Experimental Design: Cytotoxicity of seliciclib was investigated in the EBV-positive cell line C666-1 and the C666-1 and C15 xenograft models.
Caspase activities and cell cycle analyses were measured by flow cytometry. Efficacy of combined treatment of seliciclib with
radiation therapy was also evaluated.
Results: Seliciclib caused significant cytotoxicity in the C666-1 cells in a time- and dose-dependent manner, with accumulation of
cells in both sub-G 1 and G 2 -M phases, indicative of apoptosis and cell cycle arrest, respectively. Caspase-2, -3, -8, and -9 activities were all increased,
with caspase-3 being the most significantly activated at 48 h after treatment. These cells also showed a reduction of Mcl-1
mRNA and protein levels. Combined treatment of seliciclib with radiation therapy showed a synergistic interaction with enhanced
cytotoxicity in C666-1 cells and delayed repair of double-strand DNA breaks.
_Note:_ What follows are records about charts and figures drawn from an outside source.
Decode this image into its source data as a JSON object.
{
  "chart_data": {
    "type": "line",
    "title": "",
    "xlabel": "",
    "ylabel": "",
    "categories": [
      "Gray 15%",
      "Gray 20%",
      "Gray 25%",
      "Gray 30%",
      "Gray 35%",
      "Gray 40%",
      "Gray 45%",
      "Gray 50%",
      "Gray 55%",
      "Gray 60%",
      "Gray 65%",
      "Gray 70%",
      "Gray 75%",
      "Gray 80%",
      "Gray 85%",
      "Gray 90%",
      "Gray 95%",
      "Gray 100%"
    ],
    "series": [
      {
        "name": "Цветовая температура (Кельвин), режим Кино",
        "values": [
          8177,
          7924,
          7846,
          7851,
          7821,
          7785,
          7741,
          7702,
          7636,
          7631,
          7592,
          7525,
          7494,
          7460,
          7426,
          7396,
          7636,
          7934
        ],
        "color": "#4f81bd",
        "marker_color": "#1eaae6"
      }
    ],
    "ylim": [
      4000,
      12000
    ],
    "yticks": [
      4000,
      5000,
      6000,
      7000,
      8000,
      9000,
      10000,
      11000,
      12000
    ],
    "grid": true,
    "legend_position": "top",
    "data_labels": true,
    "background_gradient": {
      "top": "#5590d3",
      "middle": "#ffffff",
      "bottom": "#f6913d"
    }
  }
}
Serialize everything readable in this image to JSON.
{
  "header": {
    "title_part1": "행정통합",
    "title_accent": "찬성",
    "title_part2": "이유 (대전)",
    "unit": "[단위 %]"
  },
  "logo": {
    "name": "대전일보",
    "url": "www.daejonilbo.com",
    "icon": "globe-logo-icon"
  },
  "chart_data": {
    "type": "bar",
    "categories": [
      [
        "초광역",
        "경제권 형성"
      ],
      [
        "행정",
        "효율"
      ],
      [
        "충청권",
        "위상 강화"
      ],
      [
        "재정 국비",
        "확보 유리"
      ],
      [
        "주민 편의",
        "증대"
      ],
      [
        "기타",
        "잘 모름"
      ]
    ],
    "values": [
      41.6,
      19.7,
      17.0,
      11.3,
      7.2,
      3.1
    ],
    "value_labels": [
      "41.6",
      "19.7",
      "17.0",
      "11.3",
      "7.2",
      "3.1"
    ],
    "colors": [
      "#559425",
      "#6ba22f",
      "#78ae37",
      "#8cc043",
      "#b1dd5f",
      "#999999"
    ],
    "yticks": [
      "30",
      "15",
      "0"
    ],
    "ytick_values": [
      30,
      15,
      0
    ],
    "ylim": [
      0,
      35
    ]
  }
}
For in vivo models, significant delays in tumor growth were observed for both C666-1 and C15 tumors, which were associated with enhanced
apoptosis as determined by terminal deoxynucleotidyl transferase-mediated dUTP nick end labeling and immunohistochemistry
analyses.
Conclusions: Seliciclib enhanced the antitumor efficacy of radiation therapy in EBV-positive nasopharyngeal carcinoma, characterized by
G 2 -M arrest, and apoptosis, associated with an induction in caspase activity. This process is mediated by reduction in Mcl-1
expression and by attenuation of double-strand DNA break repair.